The ORIOLE trial randomized 54 patients with OMPC. The patients were split into two cohorts; one group was observed but received no further treatment. The other group received stereotactic ablative radiotherapy (SABR) to treat their metastatic lesions. SABR is a highly precise cancer treatment, which delivers high doses of radiation to tumors in fewer treatment sessions.

After 6 months only 19% of patients treated with SABR experienced disease progression, compared with 61% of the observed-only group. Men who received SABR treatment were also less likely to have increased prostate-specific antigen levels and lived longer. The median progression-free survival was 5.8 months in the observed-only group; after 1 year more than half of the SABR-treated patients had experienced no progression.

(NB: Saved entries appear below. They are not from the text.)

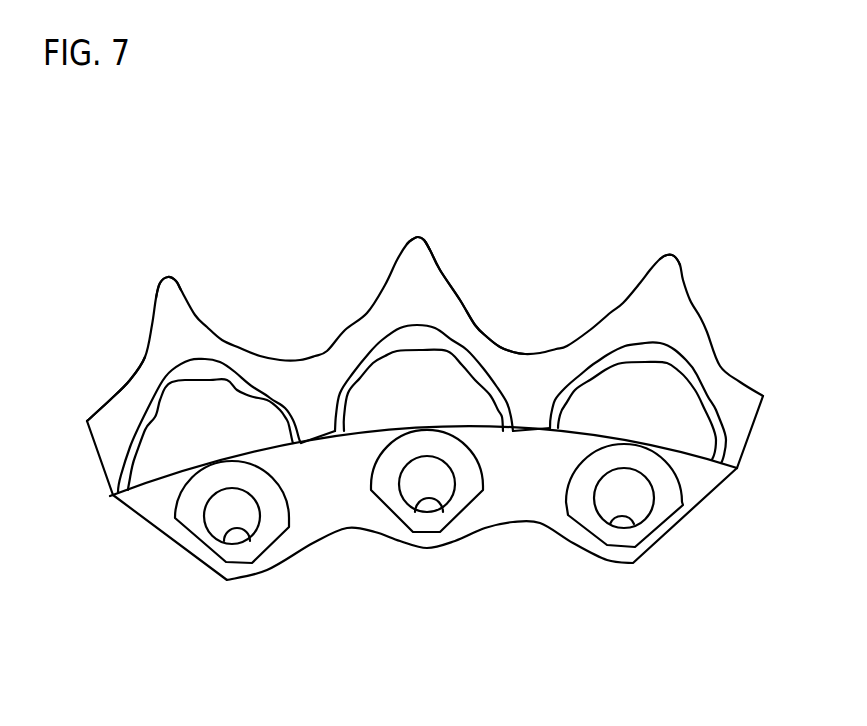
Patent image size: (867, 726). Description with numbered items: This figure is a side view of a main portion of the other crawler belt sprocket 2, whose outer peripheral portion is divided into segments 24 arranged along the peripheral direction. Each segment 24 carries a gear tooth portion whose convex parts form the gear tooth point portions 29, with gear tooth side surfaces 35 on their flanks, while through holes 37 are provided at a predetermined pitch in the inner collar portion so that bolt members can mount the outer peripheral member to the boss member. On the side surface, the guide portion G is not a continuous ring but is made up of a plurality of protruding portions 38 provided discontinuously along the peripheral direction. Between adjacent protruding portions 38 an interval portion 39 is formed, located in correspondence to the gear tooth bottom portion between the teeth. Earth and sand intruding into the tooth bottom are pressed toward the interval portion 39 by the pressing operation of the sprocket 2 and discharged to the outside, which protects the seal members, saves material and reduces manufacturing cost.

The sprocket 2 is at (623, 227).
The segment 24 is at (444, 256).
The gear tooth point portion 29 is at (169, 293).
The gear tooth side surface 35 is at (152, 364).
The through hole 37 is at (252, 540).
The protruding portion 38 is at (230, 393).
The interval portion 39 is at (315, 415).
The guide portion G is at (667, 381).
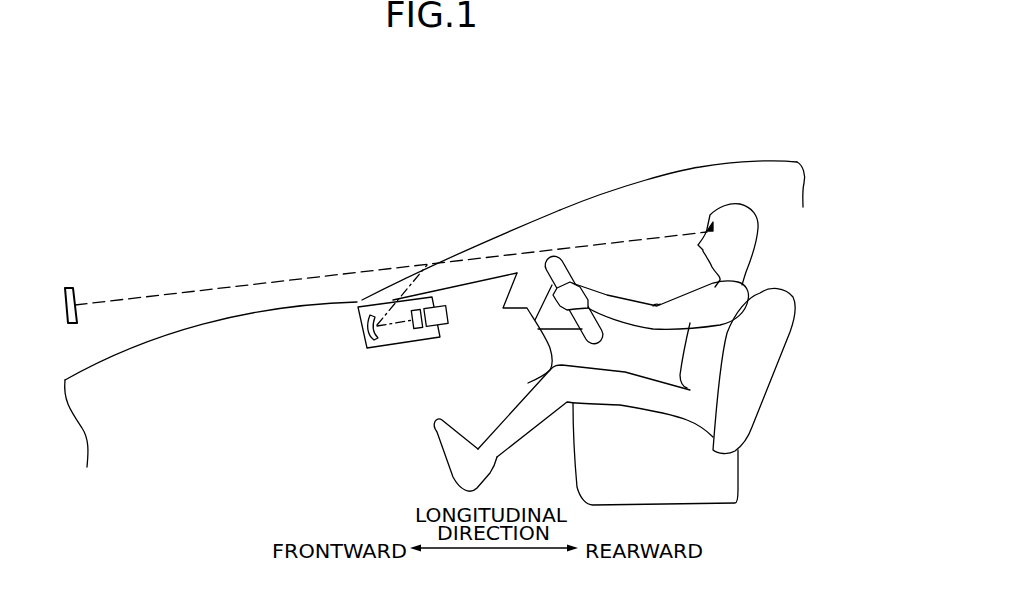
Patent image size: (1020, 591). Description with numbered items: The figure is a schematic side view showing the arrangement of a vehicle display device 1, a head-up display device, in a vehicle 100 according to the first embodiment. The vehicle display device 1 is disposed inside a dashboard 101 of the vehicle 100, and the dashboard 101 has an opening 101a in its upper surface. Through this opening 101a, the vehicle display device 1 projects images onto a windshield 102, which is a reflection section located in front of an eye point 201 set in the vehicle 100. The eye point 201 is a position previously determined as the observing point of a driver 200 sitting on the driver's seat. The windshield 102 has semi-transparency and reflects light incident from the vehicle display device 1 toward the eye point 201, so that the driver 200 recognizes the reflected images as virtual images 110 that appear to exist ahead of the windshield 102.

The vehicle 100 is at (655, 124).
The vehicle display device 1 is at (360, 298).
The dashboard 101 is at (487, 277).
The opening 101a is at (390, 303).
The windshield 102 is at (450, 246).
The virtual images 110 is at (68, 288).
The driver 200 is at (757, 197).
The eye point 201 is at (713, 214).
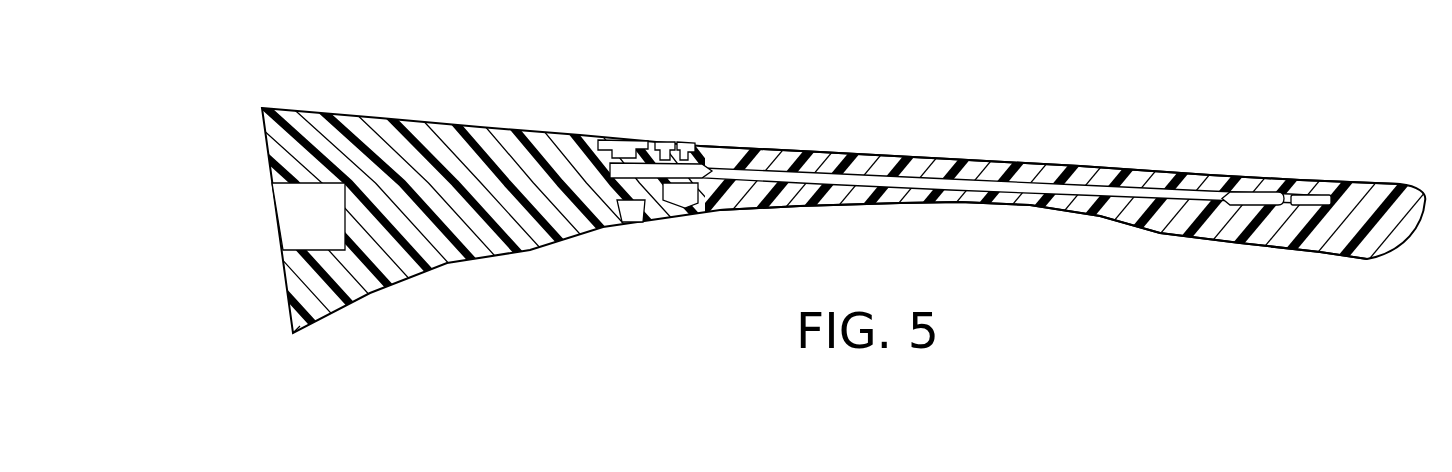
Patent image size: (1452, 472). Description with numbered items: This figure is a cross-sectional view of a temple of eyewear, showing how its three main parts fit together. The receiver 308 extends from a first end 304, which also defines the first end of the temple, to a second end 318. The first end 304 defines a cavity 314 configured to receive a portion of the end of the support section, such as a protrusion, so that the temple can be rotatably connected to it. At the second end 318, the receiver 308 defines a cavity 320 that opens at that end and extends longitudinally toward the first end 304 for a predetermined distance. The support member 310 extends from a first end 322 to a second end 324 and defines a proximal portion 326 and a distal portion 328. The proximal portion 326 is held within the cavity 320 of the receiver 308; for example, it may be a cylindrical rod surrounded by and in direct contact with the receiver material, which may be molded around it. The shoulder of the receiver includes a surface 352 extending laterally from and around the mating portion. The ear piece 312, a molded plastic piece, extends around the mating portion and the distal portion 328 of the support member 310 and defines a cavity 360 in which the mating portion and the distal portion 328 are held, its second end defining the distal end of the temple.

The first end 304 is at (297, 333).
The receiver 308 is at (420, 138).
The support member 310 is at (860, 180).
The ear piece 312 is at (1212, 183).
The cavity 314 is at (303, 212).
The second end 318 is at (692, 143).
The cavity 320 is at (673, 143).
The first end 322 is at (610, 205).
The second end 324 is at (1303, 205).
The proximal portion 326 is at (680, 203).
The distal portion 328 is at (1043, 202).
The surface 352 is at (607, 137).
The cavity 360 is at (1017, 160).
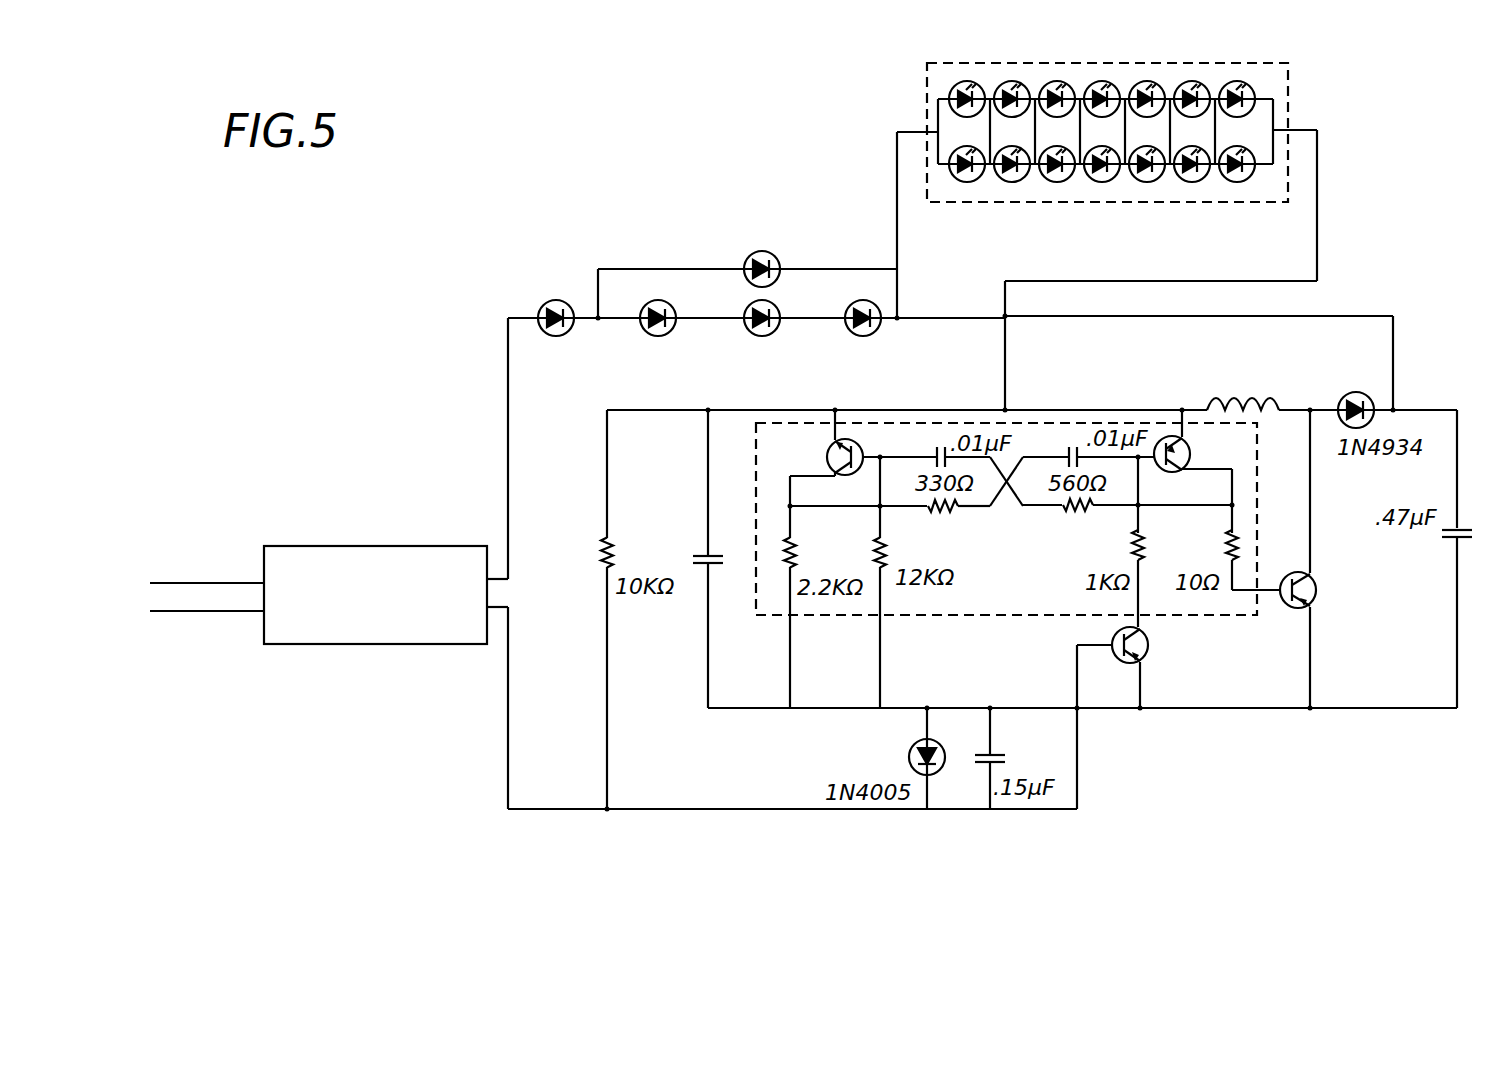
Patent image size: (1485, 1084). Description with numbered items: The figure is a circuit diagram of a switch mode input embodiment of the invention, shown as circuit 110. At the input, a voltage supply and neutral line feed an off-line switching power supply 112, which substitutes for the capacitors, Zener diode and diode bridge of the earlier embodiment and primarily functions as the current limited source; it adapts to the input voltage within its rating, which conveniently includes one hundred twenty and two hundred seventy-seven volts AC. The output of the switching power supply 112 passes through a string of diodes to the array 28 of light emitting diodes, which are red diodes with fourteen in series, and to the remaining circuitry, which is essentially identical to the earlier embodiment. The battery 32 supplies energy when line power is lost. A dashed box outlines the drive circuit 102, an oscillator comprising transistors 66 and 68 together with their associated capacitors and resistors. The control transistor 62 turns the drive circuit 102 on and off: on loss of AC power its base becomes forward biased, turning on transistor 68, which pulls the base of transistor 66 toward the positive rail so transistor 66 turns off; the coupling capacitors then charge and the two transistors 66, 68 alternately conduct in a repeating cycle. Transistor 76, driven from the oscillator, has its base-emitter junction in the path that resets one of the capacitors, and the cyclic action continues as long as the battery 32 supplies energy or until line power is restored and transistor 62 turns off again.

The circuit 110 is at (639, 165).
The array of light emitting diodes 28 is at (1063, 203).
The off-line switching power supply 112 is at (390, 546).
The battery 32 is at (688, 551).
The drive circuit 102 is at (964, 626).
The transistor 66 is at (850, 432).
The transistor 68 is at (1169, 428).
The transistor 76 is at (1330, 564).
The control transistor 62 is at (1162, 644).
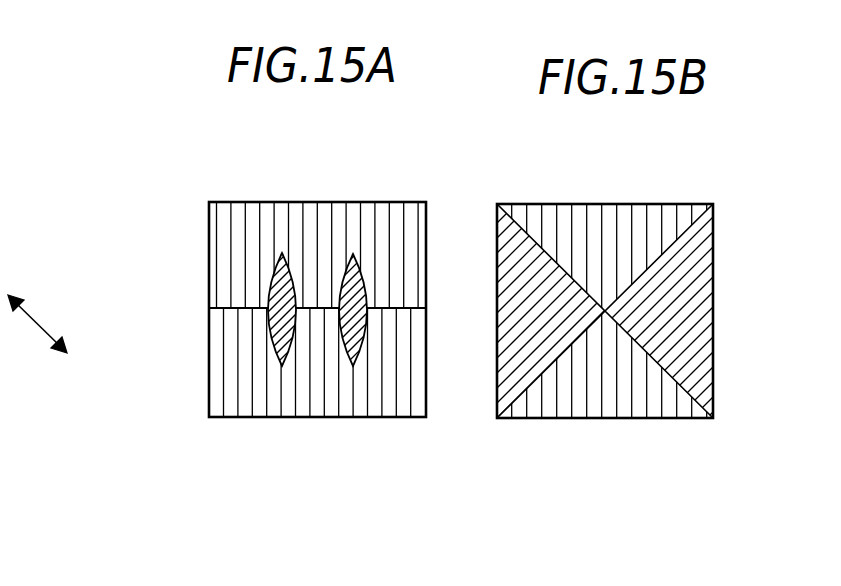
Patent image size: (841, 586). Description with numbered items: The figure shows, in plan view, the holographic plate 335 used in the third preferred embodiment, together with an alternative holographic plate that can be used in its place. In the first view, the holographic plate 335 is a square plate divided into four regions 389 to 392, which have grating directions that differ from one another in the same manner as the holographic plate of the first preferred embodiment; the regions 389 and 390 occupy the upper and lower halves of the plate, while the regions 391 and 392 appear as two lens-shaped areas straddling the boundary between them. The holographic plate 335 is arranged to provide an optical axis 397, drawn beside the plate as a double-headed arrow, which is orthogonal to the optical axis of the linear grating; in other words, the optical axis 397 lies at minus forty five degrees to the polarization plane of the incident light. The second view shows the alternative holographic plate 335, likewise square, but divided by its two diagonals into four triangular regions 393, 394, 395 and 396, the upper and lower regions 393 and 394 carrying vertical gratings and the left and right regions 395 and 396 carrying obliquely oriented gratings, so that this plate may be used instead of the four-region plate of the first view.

In FIG. 15A, the holographic plate 335 is at (308, 341).
In FIG. 15B, the holographic plate 335 is at (613, 351).
In FIG. 15A, the region 389 is at (332, 206).
In FIG. 15A, the region 390 is at (363, 406).
In FIG. 15A, the region 391 is at (270, 327).
In FIG. 15A, the region 392 is at (355, 280).
In FIG. 15B, the upper quadrant region 393 is at (595, 215).
In FIG. 15B, the lower quadrant region 394 is at (620, 405).
In FIG. 15B, the left quadrant region 395 is at (513, 340).
In FIG. 15B, the right quadrant region 396 is at (693, 293).
In FIG. 15A, the optical axis 397 is at (42, 318).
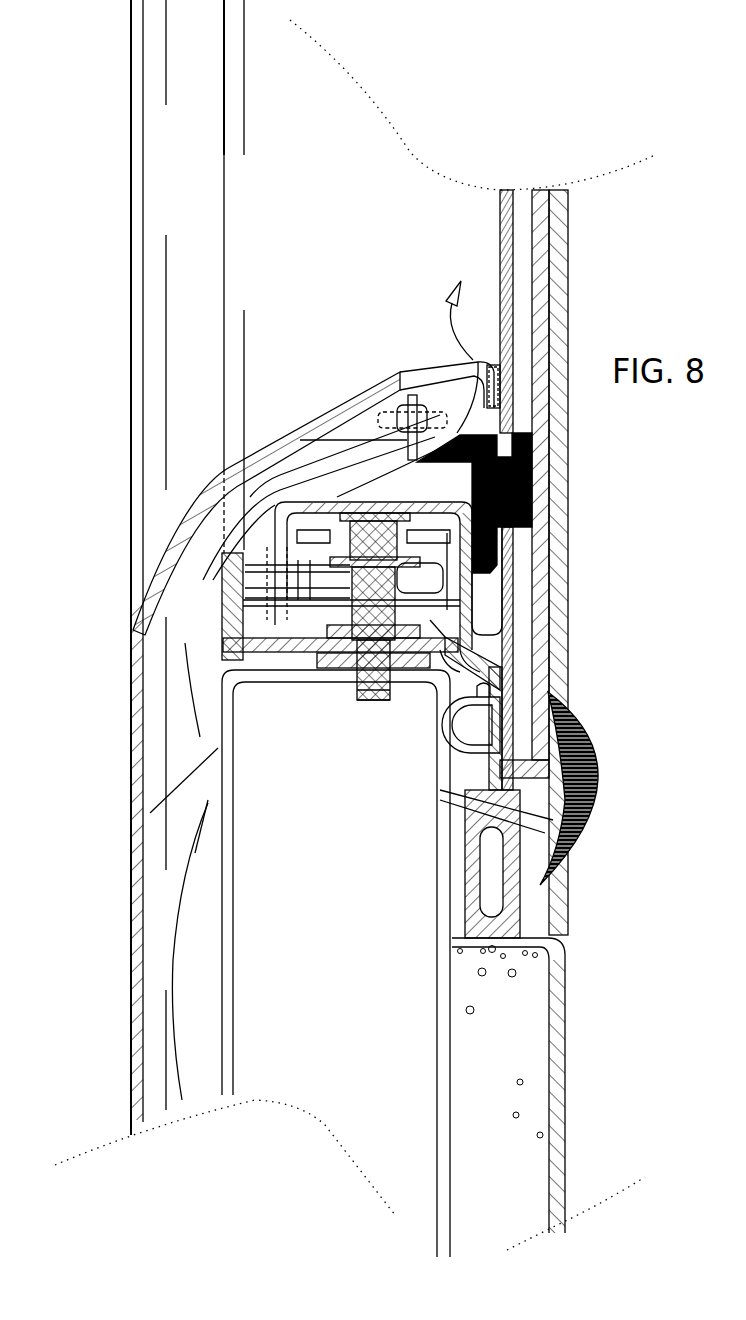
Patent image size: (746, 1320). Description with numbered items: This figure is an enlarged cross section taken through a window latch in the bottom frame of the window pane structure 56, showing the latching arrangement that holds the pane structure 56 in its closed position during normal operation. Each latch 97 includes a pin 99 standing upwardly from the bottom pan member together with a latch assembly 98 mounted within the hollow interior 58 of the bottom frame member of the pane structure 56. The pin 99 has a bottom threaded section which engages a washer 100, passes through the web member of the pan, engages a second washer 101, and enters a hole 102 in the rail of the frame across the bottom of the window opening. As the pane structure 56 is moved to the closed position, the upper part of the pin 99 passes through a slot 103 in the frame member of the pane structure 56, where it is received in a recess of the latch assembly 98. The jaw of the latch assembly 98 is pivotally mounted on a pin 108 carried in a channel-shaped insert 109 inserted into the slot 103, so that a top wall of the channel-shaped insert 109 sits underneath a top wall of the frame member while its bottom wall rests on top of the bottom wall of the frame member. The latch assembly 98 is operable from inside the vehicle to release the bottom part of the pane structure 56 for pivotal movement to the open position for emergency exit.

The pane structure 56 is at (281, 521).
The hollow interior 58 is at (300, 523).
The latch 97 is at (358, 703).
The latch assembly 98 is at (410, 516).
The pin 99 is at (392, 688).
The washer 100 is at (345, 628).
The washer 101 is at (325, 668).
The hole 102 is at (390, 678).
The slot 103 is at (289, 557).
The pin 108 is at (460, 582).
The channel-shaped insert 109 is at (548, 507).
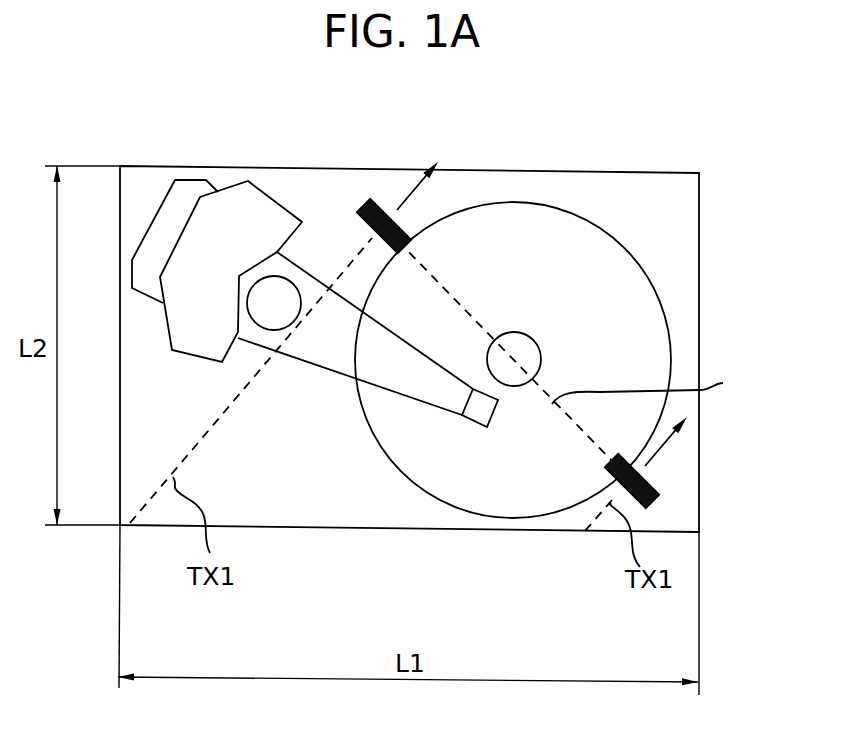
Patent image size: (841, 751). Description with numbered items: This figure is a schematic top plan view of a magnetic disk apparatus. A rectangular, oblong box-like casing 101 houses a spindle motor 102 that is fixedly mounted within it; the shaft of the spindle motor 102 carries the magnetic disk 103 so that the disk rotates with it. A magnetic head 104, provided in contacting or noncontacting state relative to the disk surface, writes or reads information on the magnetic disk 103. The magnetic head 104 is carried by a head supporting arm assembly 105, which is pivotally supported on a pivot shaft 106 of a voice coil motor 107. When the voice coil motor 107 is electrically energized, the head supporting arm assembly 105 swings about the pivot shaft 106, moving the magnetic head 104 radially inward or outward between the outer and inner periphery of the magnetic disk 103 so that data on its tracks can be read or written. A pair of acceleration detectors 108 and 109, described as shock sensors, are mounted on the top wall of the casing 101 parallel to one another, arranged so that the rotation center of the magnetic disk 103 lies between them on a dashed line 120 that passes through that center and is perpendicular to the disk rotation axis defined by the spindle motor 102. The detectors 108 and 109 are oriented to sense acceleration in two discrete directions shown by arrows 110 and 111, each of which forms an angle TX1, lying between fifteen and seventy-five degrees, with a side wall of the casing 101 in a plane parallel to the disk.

The box-like casing 101 is at (645, 167).
The spindle motor 102 is at (515, 353).
The magnetic disk 103 is at (637, 315).
The magnetic head 104 is at (482, 420).
The head supporting arm assembly 105 is at (395, 370).
The pivot shaft 106 is at (273, 293).
The voice coil motor 107 is at (197, 247).
The acceleration detector 108 is at (362, 206).
The acceleration detector 109 is at (655, 503).
The arrow 110 is at (412, 191).
The arrow 111 is at (664, 446).
The dashed line 120 is at (663, 386).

Researchers conducting the trial also examined immune cell levels prior to therapy and 90 days after. Significant changes were observed in the levels of T cells in patients who received SABR, indicating that the high-dose radiation therapy may initiate an immune response, causing immune cells to attack cancer cells.

“This is the first bit of evidence that I’m aware of showing that SABR can induce a systemic immune response in patients with prostate cancer,” explained principal investigator Phuoc Tran (Johns Hopkins Kimmel Cancer Center, MD, USA). “Cancer of the prostate is a tumor that does not typically incite a response from the immune system, so seeing this response is exciting.”

The research team also utilized prostate-specific membrane antigen (PSMA) PET scans as well as traditional imaging techniques to image the lesions of patients who received SABR. PSMA PET scans allow the detection of usually unobservable tumor growth by distinguishing proteins that are overexpressed in prostate cancer.

The PSMA PET scans demonstrated that patients who had no additional lesions 180 days after treatment were significantly less likely to develop new lesions after 6 months. Patients with no additional lesions also had a 4.8-times greater progression-free survival than those whose scans had detected at least one lesion.

The trial also utilized a liquid biopsy to analyze circulating tumor DNA. By evaluating circulating tumor DNA, the team was able to identify a specific mutation that could be used to predict which patients would potentially respond to SABR.